Die von Menschen geprägten Objekte erwachen in „FREMD“ zu ihrem eigenen, neuen Leben. Während bei „SCHWIMMER “ und der Serie „BURKA“ Objekte und Kleidungstücke oft kaum in ihrer ursprünglichen Funktion zu erkennen sind, bleibt bei „FREMD“ für den Betrachter das ursprüngliche Objekt mit seiner menschlich besetzten Aufgabe als solches immer erkennbar. Ihre neue Lebensform unter Wasser wird somit zu einem selbstständigen Paradoxon, das Gegenstände der Zivilisation aus ihren Zusammenhang reißt und durch das Aussetzen der Elemente eine neue Funktion erfährt.
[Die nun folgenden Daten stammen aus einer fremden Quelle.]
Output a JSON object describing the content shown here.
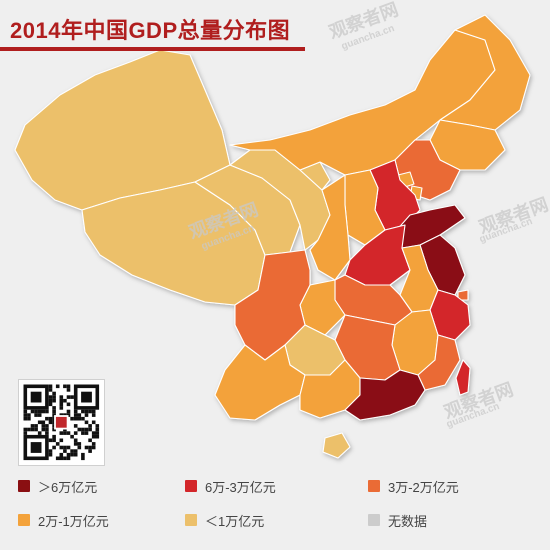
{
  "title": "2014年中国GDP总量分布图",
  "watermark": {
    "main": "观察者网",
    "sub": "guancha.cn"
  },
  "legend": {
    "items": [
      {
        "label": "＞6万亿元",
        "color": "#8a0f12"
      },
      {
        "label": "6万-3万亿元",
        "color": "#d3262a"
      },
      {
        "label": "3万-2万亿元",
        "color": "#ea6b35"
      },
      {
        "label": "2万-1万亿元",
        "color": "#f3a23b"
      },
      {
        "label": "＜1万亿元",
        "color": "#ecc06b"
      },
      {
        "label": "无数据",
        "color": "#cccccc"
      }
    ]
  },
  "map_data": {
    "regions": [
      {
        "name": "Guangdong",
        "category": 0
      },
      {
        "name": "Jiangsu",
        "category": 0
      },
      {
        "name": "Shandong",
        "category": 0
      },
      {
        "name": "Zhejiang",
        "category": 1
      },
      {
        "name": "Henan",
        "category": 1
      },
      {
        "name": "Hebei",
        "category": 1
      },
      {
        "name": "Liaoning",
        "category": 2
      },
      {
        "name": "Sichuan",
        "category": 2
      },
      {
        "name": "Hubei",
        "category": 2
      },
      {
        "name": "Hunan",
        "category": 2
      },
      {
        "name": "Fujian",
        "category": 2
      },
      {
        "name": "Shanghai",
        "category": 2
      },
      {
        "name": "Taiwan",
        "category": 1
      },
      {
        "name": "Heilongjiang",
        "category": 3
      },
      {
        "name": "Jilin",
        "category": 3
      },
      {
        "name": "Inner Mongolia",
        "category": 3
      },
      {
        "name": "Shaanxi",
        "category": 3
      },
      {
        "name": "Anhui",
        "category": 3
      },
      {
        "name": "Jiangxi",
        "category": 3
      },
      {
        "name": "Guangxi",
        "category": 3
      },
      {
        "name": "Yunnan",
        "category": 3
      },
      {
        "name": "Shanxi",
        "category": 3
      },
      {
        "name": "Chongqing",
        "category": 3
      },
      {
        "name": "Beijing",
        "category": 3
      },
      {
        "name": "Tianjin",
        "category": 3
      },
      {
        "name": "Xinjiang",
        "category": 4
      },
      {
        "name": "Tibet",
        "category": 4
      },
      {
        "name": "Qinghai",
        "category": 4
      },
      {
        "name": "Gansu",
        "category": 4
      },
      {
        "name": "Ningxia",
        "category": 4
      },
      {
        "name": "Guizhou",
        "category": 4
      },
      {
        "name": "Hainan",
        "category": 4
      }
    ]
  }
}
Kopfkrallen und Mannequinhände werden durch die Abwesenheit des Menschen zu Pflanzen die gleichsam nach der Oberfläche zu greifen scheinen und im Strom des Wassers schaukeln. Unheimlich und schön zugleich ist die Welt in die uns der Künstler abtauchen läßt.
Auf einer anderen Photographie gleiten Zelte wie ein Schwarm über den sandigen Boden. Mitgerissen von den Gezeiten führt uns Zink wieder zurück zum Thema der Unbeständigkeit, des erhaschten Momentes, der in der nächsten Sekunde bereits verflogen ist. Der Inhalt eines Koffer, der sich, gleichsam der Büchse der Pandora, öffnet, wird ebenso in die Weite des Meeres hinaus gerissen, wie die Seiten des Buches „Die Odyssee“ (ἡ Ὀδύσσεια).
Die menschliche Geschichte löst sich auf, wird von der Umwelt neu arrangiert, in die Weite hinausgetragen und schlägt gleichzeitig ein neues Kapitel auf.